The SCSL routines can be linked and loaded by using the -lscs or the -lscs_mp options. To link with the SCSL library add the following flag when linking:

$ ifort program.f90 -lscs
$ ifort program.f90 -lscs_mp

The second option (-lscs_mp) gives you access to the OpenMP multi-processor (i.e., multi-threaded) version Of the SCSL library.

Note that you must use version 7.x or later of the Intel Compilers to link against the latest release (1.5.1) of SCSL on cosmos.tamu.edu.

Note: When linking to SCSL with -lscl, the default integer size is 4 bytes (32 bits). Another version of SCSL is available in which integers are 8 bytes (64 bits). This version allows the users access to larger memory sizes. It can be loaded by using the -lscs_i8 option or the -lscs_i8_mp options. A program can use only one of the two versions; 4-byte integer and 8-byte integer library calls cannot be mixed.

Additional Information

For further reference you can access the SCSL documentation resources at SGI.

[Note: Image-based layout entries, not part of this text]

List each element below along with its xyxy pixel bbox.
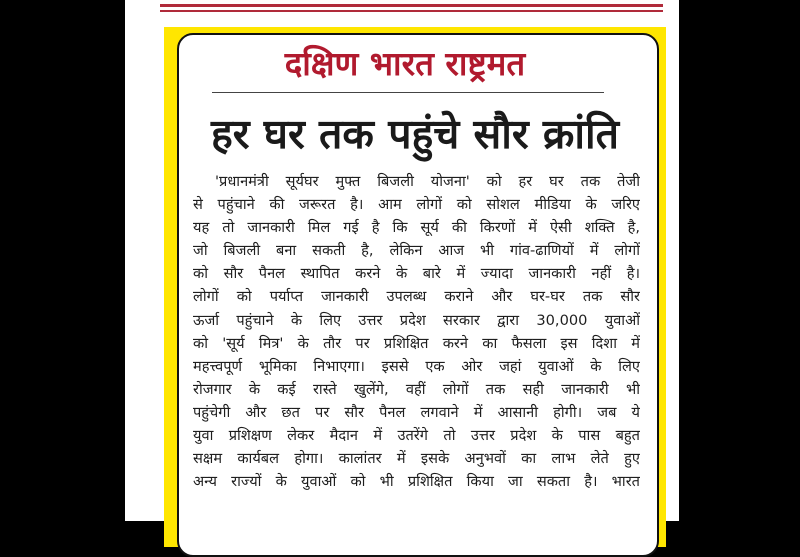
article-body xyxy=(193,170,640,493)
body-line: 'प्रधानमंत्री सूर्यघर मुफ्त बिजली योजना' को हर घर तक तेजी xyxy=(215,173,640,190)
body-line: जो बिजली बना सकती है, लेकिन आज भी गांव-ढाणियों में लोगों xyxy=(193,242,640,260)
masthead: दक्षिण भारत राष्ट्रमत xyxy=(284,44,526,83)
body-line: को सौर पैनल स्थापित करने के बारे में ज्यादा जानकारी नहीं है। xyxy=(193,265,640,283)
top-rule xyxy=(160,4,663,7)
body-line: महत्त्वपूर्ण भूमिका निभाएगा। इससे एक ओर जहां युवाओं के लिए xyxy=(193,357,640,375)
masthead-divider xyxy=(212,92,604,93)
body-line: पहुंचेगी और छत पर सौर पैनल लगवाने में आसानी होगी। जब ये xyxy=(193,403,640,421)
body-line: अन्य राज्यों के युवाओं को भी प्रशिक्षित किया जा सकता है। भारत xyxy=(193,473,640,491)
body-line: ऊर्जा पहुंचाने के लिए उत्तर प्रदेश सरकार द्वारा 30,000 युवाओं xyxy=(193,311,640,329)
body-line: को 'सूर्य मित्र' के तौर पर प्रशिक्षित करने का फैसला इस दिशा में xyxy=(193,334,640,352)
body-line: रोजगार के कई रास्ते खुलेंगे, वहीं लोगों तक सही जानकारी भी xyxy=(193,380,640,398)
headline: हर घर तक पहुंचे सौर क्रांति xyxy=(210,110,620,158)
body-line: लोगों को पर्याप्त जानकारी उपलब्ध कराने और घर-घर तक सौर xyxy=(193,288,640,306)
body-line: सक्षम कार्यबल होगा। कालांतर में इसके अनुभवों का लाभ लेते हुए xyxy=(193,450,640,468)
body-line: युवा प्रशिक्षण लेकर मैदान में उतरेंगे तो उत्तर प्रदेश के पास बहुत xyxy=(193,427,640,445)
body-line: से पहुंचाने की जरूरत है। आम लोगों को सोशल मीडिया के जरिए xyxy=(193,196,640,214)
top-rule-secondary xyxy=(160,10,663,12)
body-line: यह तो जानकारी मिल गई है कि सूर्य की किरणों में ऐसी शक्ति है, xyxy=(193,219,640,237)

SGI Scientific Computing Software Library routines for Distributed Shared Memory (SDSM)

The SGI Scientific Computing Software Library, for Distributed Shared Memory (SDSM) is the multi-processor version of SCSL. SDSM contains the following routines.

  • Basic Linear Algebra Communication Subprograms (BLACS). See intro_blacs.
  • Scalable LAPACK (SCALAPACK). See intro_scalapack.
  • Parallel BLAS) (PBLAS). See intro_scalapack.

The SDSM routines can be loaded by using the -lsdsm option when linking your application. The required scsl and mpi libraries will automatically be included. To link with the SDSM library add the following flags when linking:

$ ifort program.f90 -lsdsm
$ ifort program.f90 -lsdsm_mp

Linking with -lsdsm enables the distributed shared memory routines (e.g., SCALAPACK) and links with the SCSL library and the Message Passing Toolkit (SGI's implementation of MPI) as needed.

The second method of linking differs from the first in that PBLAS calls to BLAS routines will be made to the OpenMP parallel version of the library (libscs_mp.so). This will allow hybrid parallelism, which may reduce time to solution for some applications. Users of the hybrid approach are encouraged to carefully review the message passing toolkit (MPT) documentation (see man mpi) to determine optimal mechanisms for launching such hybrid jobs.

Note: When linking to SDSM with -lsdsm, the default integer size is 4 bytes (32 bits). There is currently no version of SDSM available with a default integer size of 8 bytes (64 bits).

Note that you must use the version 7.x or later of the Intel Compilers to link against the default version of SDSM and SCSL on cosmos.tamu.edu.